FAF chief Teresa Polley to resign

Teresa Polley, the longtime president and CEO of the Financial Accounting Foundation, announced Friday that she will be stepping down after 11 years of running the organization that oversees the Financial Accounting Standards Board, the Governmental Accounting Standards Board and the Private Company Council.

Polley-Terri-FAF 2018

Polley plans to remain at the helm of the FAF, however, until transition plans for her position are finalized. She is one of many longtime leaders at the FAF, FASB and GASB who are leaving their roles in the year ahead, echoing a shakeup last year at the auditing firm overseer, the Public Company Accounting Oversight Board.

Besides a successor for Polley, the FAF’s Board of Trustees is also searching for new leaders at FASB and GASB, with the terms of FASB chairman Russell Golden and GASB chairman David Vaudt set to end on June 30, 2020 (see Wanted: New chairmen for FASB and GASB). FAF chairman Charles Noski’s term was due to end last December, but he agreed to stay on until the end of this year to help search for successors for Golden and Vaudt, and now will be helping with Polley’s transition (see Noski to chair FAF until end of year). In the meantime, the FAF Board of Trustees, in accordance with an existing succession plan, has named vice president and general counsel John Auchincloss as acting president of the FAF. He will serve until a permanent replacement for Polley is named.

Polley originally joined FASB in 1987 as a technical associate. She moved to the FAF as controller in 1990 and returned to FASB as executive director of advisory groups in 1999. She was later named president of the FAF in 2008 and CEO in 2010.

“It has been a privilege to work for a mission-driven organization filled with exceptional people who get to do something extraordinary as their life's work: set accounting standards that help make the capital markets function efficiently and effectively,” Polley said in a statement.

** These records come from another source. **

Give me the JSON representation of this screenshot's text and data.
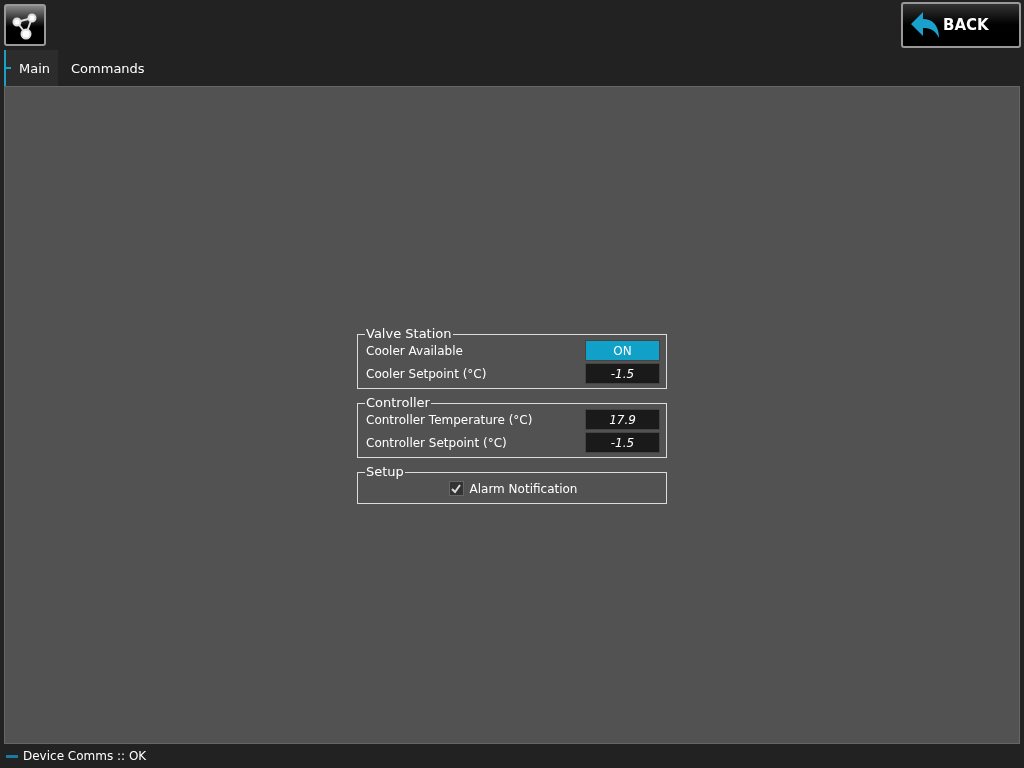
{
  "toolbar": {
    "back_button": "BACK"
  },
  "tabs": [
    {
      "label": "Main",
      "selected": true
    },
    {
      "label": "Commands",
      "selected": false
    }
  ],
  "groups": [
    {
      "title": "Valve Station",
      "rows": [
        {
          "kind": "toggle",
          "label": "Cooler Available",
          "value": "ON",
          "on": true
        },
        {
          "kind": "value",
          "label": "Cooler Setpoint (°C)",
          "value": "-1.5"
        }
      ]
    },
    {
      "title": "Controller",
      "rows": [
        {
          "kind": "value",
          "label": "Controller Temperature (°C)",
          "value": "17.9"
        },
        {
          "kind": "value",
          "label": "Controller Setpoint (°C)",
          "value": "-1.5"
        }
      ]
    },
    {
      "title": "Setup",
      "rows": [
        {
          "kind": "checkbox",
          "label": "Alarm Notification",
          "checked": true
        }
      ]
    }
  ],
  "status_bar": {
    "text": "Device Comms :: OK"
  }
}
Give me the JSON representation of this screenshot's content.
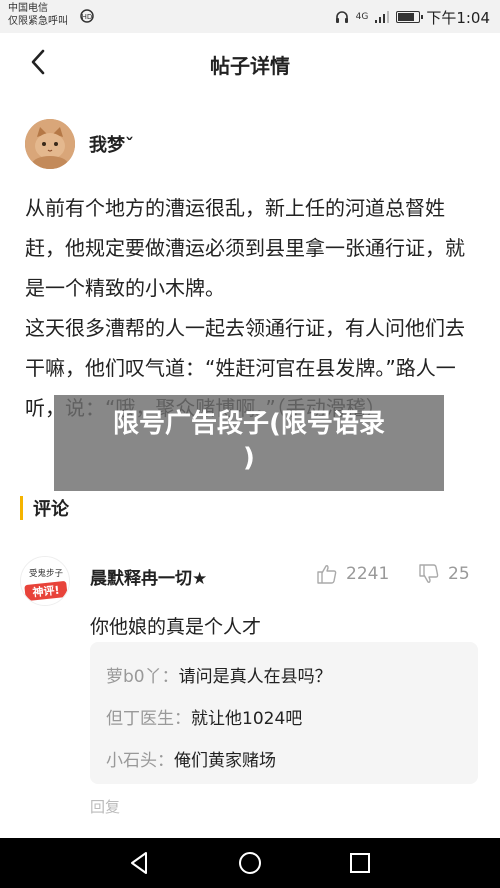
{
  "status_bar": {
    "carrier_line1": "中国电信",
    "carrier_line2": "仅限紧急呼叫",
    "carrier_extra": "HD",
    "network": "4G",
    "time": "下午1:04"
  },
  "header": {
    "title": "帖子详情",
    "back_icon": "chevron-left-icon"
  },
  "post": {
    "author_name": "我梦ˇ",
    "paragraphs": [
      "从前有个地方的漕运很乱，新上任的河道总督姓赶，他规定要做漕运必须到县里拿一张通行证，就是一个精致的小木牌。",
      "这天很多漕帮的人一起去领通行证，有人问他们去干嘛，他们叹气道：“姓赶河官在县发牌。”路人一听，说：“哦，聚众赌博啊。”（手动滑稽）"
    ]
  },
  "overlay": {
    "line1": "限号广告段子(限号语录",
    "line2": ")"
  },
  "comments": {
    "title": "评论",
    "accent_color": "#f5b400",
    "items": [
      {
        "user": "晨默释冉一切★",
        "likes": "2241",
        "dislikes": "25",
        "text": "你他娘的真是个人才",
        "avatar_text_top": "受鬼步子",
        "avatar_text_bottom": "神评!",
        "replies": [
          {
            "user": "萝b0丫：",
            "text": "请问是真人在县吗？"
          },
          {
            "user": "但丁医生：",
            "text": "就让他1024吧"
          },
          {
            "user": "小石头：",
            "text": "俺们黄家赌场"
          }
        ],
        "reply_label": "回复"
      }
    ]
  }
}
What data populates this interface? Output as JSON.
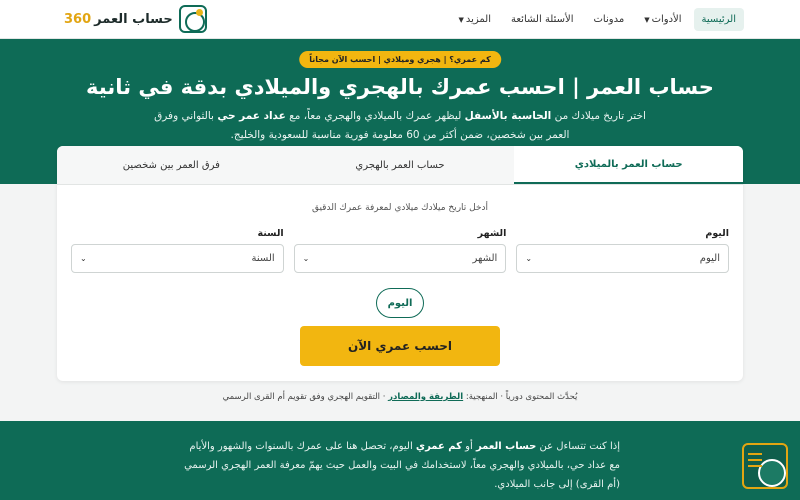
{
  "brand": {
    "name": "حساب العمر",
    "number": "360"
  },
  "nav": {
    "home": "الرئيسية",
    "tools": "الأدوات",
    "blogs": "مدونات",
    "faq": "الأسئلة الشائعة",
    "more": "المزيد"
  },
  "hero": {
    "badge": "كم عمري؟ | هجري وميلادي | احسب الآن مجاناً",
    "title": "حساب العمر | احسب عمرك بالهجري والميلادي بدقة في ثانية",
    "desc_1": "اختر تاريخ ميلادك من ",
    "desc_bold_1": "الحاسبة بالأسفل",
    "desc_2": " ليظهر عمرك بالميلادي والهجري معاً، مع ",
    "desc_bold_2": "عداد عمر حي",
    "desc_3": " بالثواني وفرق العمر بين شخصين، ضمن أكثر من 60 معلومة فورية مناسبة للسعودية والخليج."
  },
  "tabs": [
    {
      "label": "حساب العمر بالميلادي",
      "active": true
    },
    {
      "label": "حساب العمر بالهجري",
      "active": false
    },
    {
      "label": "فرق العمر بين شخصين",
      "active": false
    }
  ],
  "calculator": {
    "hint": "أدخل تاريخ ميلادك ميلادي لمعرفة عمرك الدقيق",
    "day": {
      "label": "اليوم",
      "value": "اليوم"
    },
    "month": {
      "label": "الشهر",
      "value": "الشهر"
    },
    "year": {
      "label": "السنة",
      "value": "السنة"
    },
    "today_label": "اليوم",
    "submit_label": "احسب عمري الآن"
  },
  "meta": {
    "text_1": "يُحدَّث المحتوى دورياً · المنهجية: ",
    "link": "الطريقة والمصادر",
    "text_2": " · التقويم الهجري وفق تقويم أم القرى الرسمي"
  },
  "bottom": {
    "t1": "إذا كنت تتساءل عن ",
    "b1": "حساب العمر",
    "t2": " أو ",
    "b2": "كم عمري",
    "t3": " اليوم، تحصل هنا على عمرك بالسنوات والشهور والأيام مع عداد حي، بالميلادي والهجري معاً، لاستخدامك في البيت والعمل حيث يهمّ معرفة العمر الهجري الرسمي (أم القرى) إلى جانب الميلادي."
  },
  "colors": {
    "primary": "#0e6b56",
    "accent": "#f2b610"
  }
}
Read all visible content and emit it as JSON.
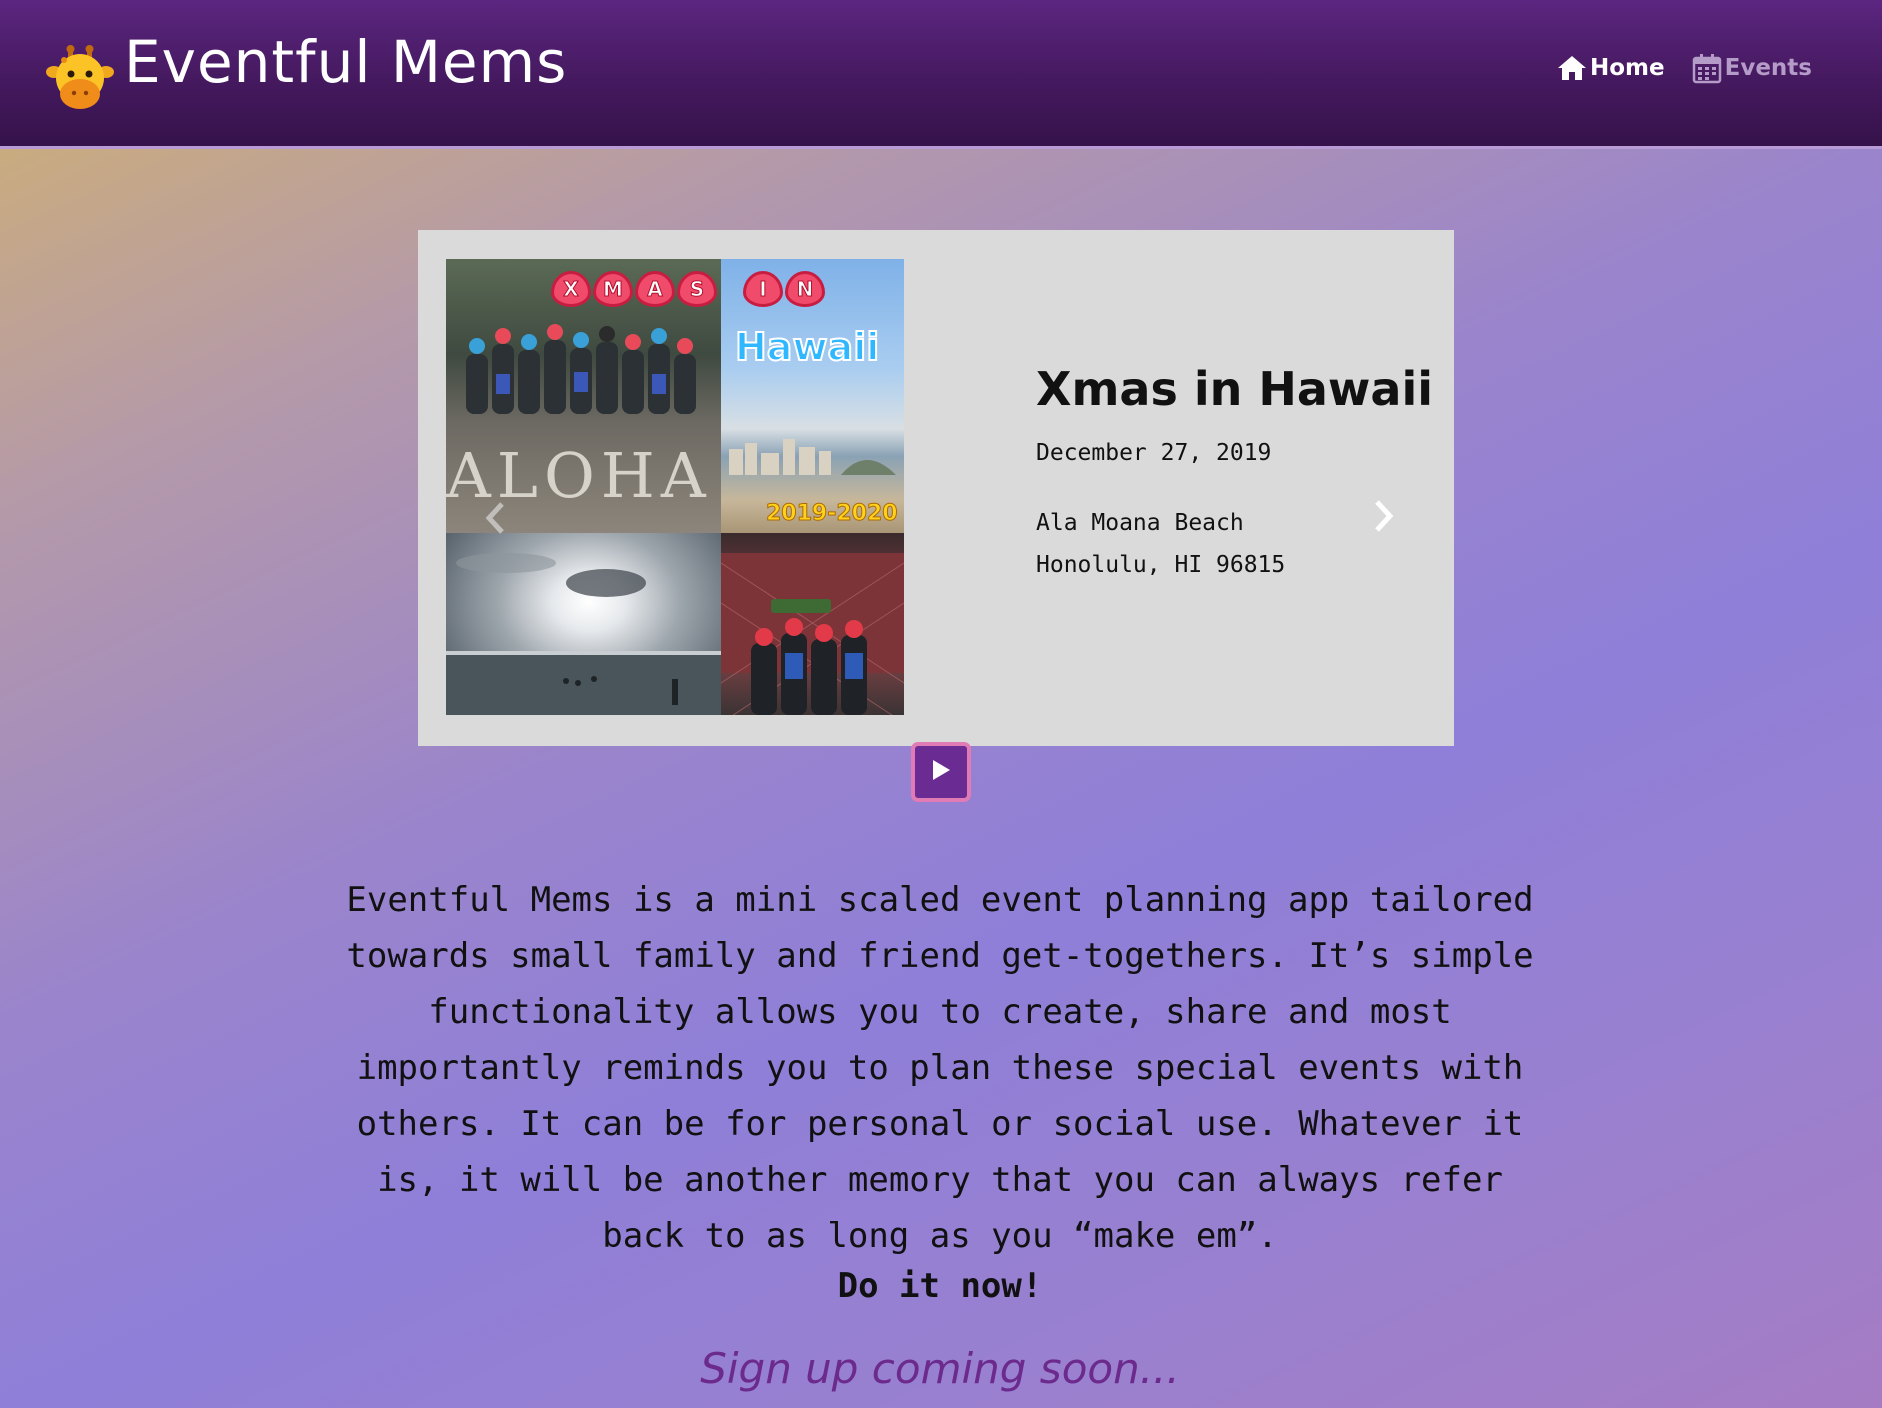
{
  "header": {
    "brand": "Eventful Mems",
    "logo_icon": "giraffe-icon",
    "nav": {
      "home_label": "Home",
      "home_icon": "home-icon",
      "events_label": "Events",
      "events_icon": "calendar-icon"
    }
  },
  "carousel": {
    "event": {
      "title": "Xmas in Hawaii",
      "date": "December 27, 2019",
      "venue": "Ala Moana Beach",
      "city": "Honolulu, HI 96815"
    },
    "image_text": {
      "hearts": [
        "X",
        "M",
        "A",
        "S",
        "I",
        "N"
      ],
      "hawaii": "Hawaii",
      "years": "2019-2020",
      "aloha": "ALOHA"
    },
    "controls": {
      "next_icon": "chevron-right-icon",
      "prev_icon": "chevron-left-icon",
      "play_icon": "play-icon"
    }
  },
  "about": {
    "text": "Eventful Mems is a mini scaled event planning app tailored towards small family and friend get-togethers. It’s simple functionality allows you to create, share and most importantly reminds you to plan these special events with others. It can be for personal or social use. Whatever it is, it will be another memory that you can always refer back to as long as you “make em”.",
    "cta": "Do it now!",
    "signup": "Sign up coming soon..."
  },
  "colors": {
    "header": "#45195f",
    "accent": "#6b2a8c",
    "play_border": "#e07bb6",
    "card": "#dadada"
  }
}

Noski thanked Polley for her service. “On behalf of the FAF Trustees, I want to thank Terri for her more than three decades of hard work and service to the organization,” he stated. “She has had a long history of staff and leadership roles at both the FASB and the FAF, including more than a decade as FAF’s president and CEO. During that time, Terri has led key internal initiatives, including major upgrades to FAF’s technology infrastructure, and has played a vital role in such matters as FAF’s strategic planning efforts (in collaboration with the FASB and the GASB), its appointment of talented leaders to serve as FAF trustees and standard-setting board members, and communications with governmental and other stakeholders. We extend our best wishes to Terri for her next chapter.”

Polley did not have a specific end date for her term, but she decided to step down now to aid with the overall transition plans, according to a spokesperson. "Unlike FASB/GASB members and our trustees, the FAF CEO does not work on a specific, time-bound term of office," FAF spokesman Matthew Broder told Accounting Today. "Terri’s reason for stepping down was outlined in an internal email. It’s a timing thing, essentially. As you know, the FAF chairman, FASB chairman and GASB chairman are all leaving office in the next 14 months. Terri’s view was that she could leave now alongside these other departures so that the trustees can hire a long-term successor to serve with the other new appointees, or she could see these other appointments through, stay another two to three years beyond that to help them establish themselves, and then step down. She has already accomplished much of what she set out to do when she got the top job in 2008, so she opted to give the trustees the opportunity to build the new management team in an integrated way."